Starting this moment I resolve to be a better person. I'm not oblivious as to how my temper can really get the most of me and yes, I can be a total jerk.
I'm an especially bigger jerk to people in the house, I can't help it. I just don't like talking too much at home. Although, I do like hanging around the house, oftentimes I want to be left alone. But I swear to improve the way I handle myself and my treatment to my family.

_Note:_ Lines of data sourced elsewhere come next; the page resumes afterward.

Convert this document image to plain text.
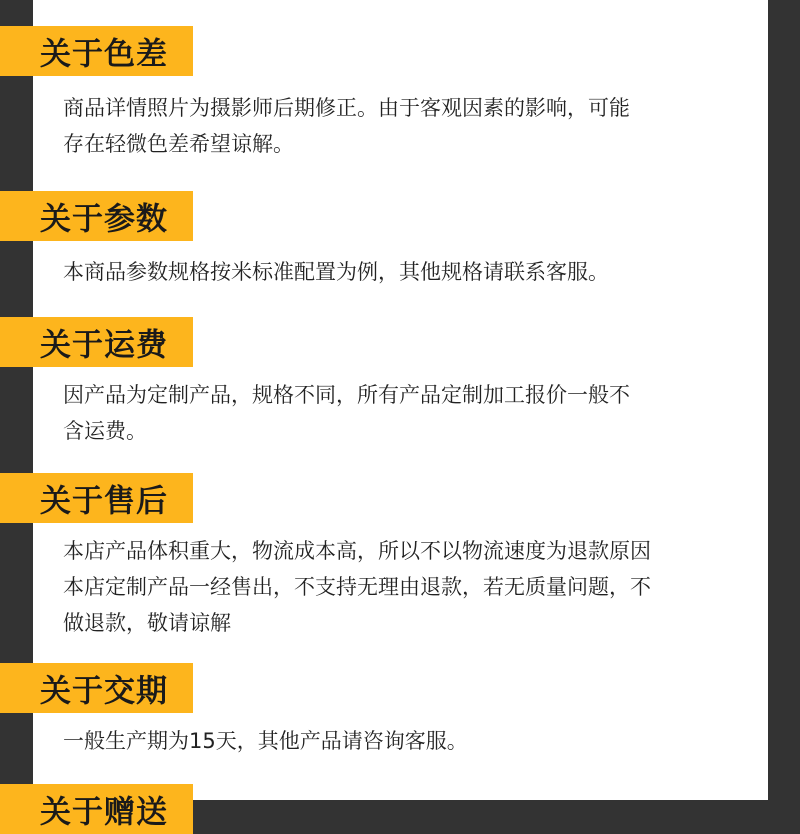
关于色差
商品详情照片为摄影师后期修正。由于客观因素的影响，可能
存在轻微色差希望谅解。
关于参数
本商品参数规格按米标准配置为例，其他规格请联系客服。
关于运费
因产品为定制产品，规格不同，所有产品定制加工报价一般不
含运费。
关于售后
本店产品体积重大，物流成本高，所以不以物流速度为退款原因
本店定制产品一经售出，不支持无理由退款，若无质量问题，不
做退款，敬请谅解
关于交期
一般生产期为15天，其他产品请咨询客服。
关于赠送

I also got reprimanded by a friend because of my recent addiction to cars. For the longest time, I was the only social girl in our team so I had to blend in with my guy teammates. And also, most of us got cars at the same period so we would go on and on and on talking about them, discounting the people around us. In doing so, I unconsciously acquired the cocky masculine way that they talked. Then one of my close girlfriends from HP got hired in the team. Getting to the point, one day I confessed an auto-related encounter that I had (I'm not mentioning it here since I'm not very proud of it myself). Then she told me the best way she could on the change that she noticed because of my car enthusiasm. In a nutshell, she told me that although people that know me may not judge me on how I talk about cars since I'm a nice person at some level, strangers may not be very forgiving if they hear the way I go on about it. And apparently, although it is ok for guys to be like that, it's not becoming for a lady like me to flaunt my new addiction the way I did before. So yeah, I'm trying my best to hold my tongue on these things and I'm glad she was honest enough to tell it to me.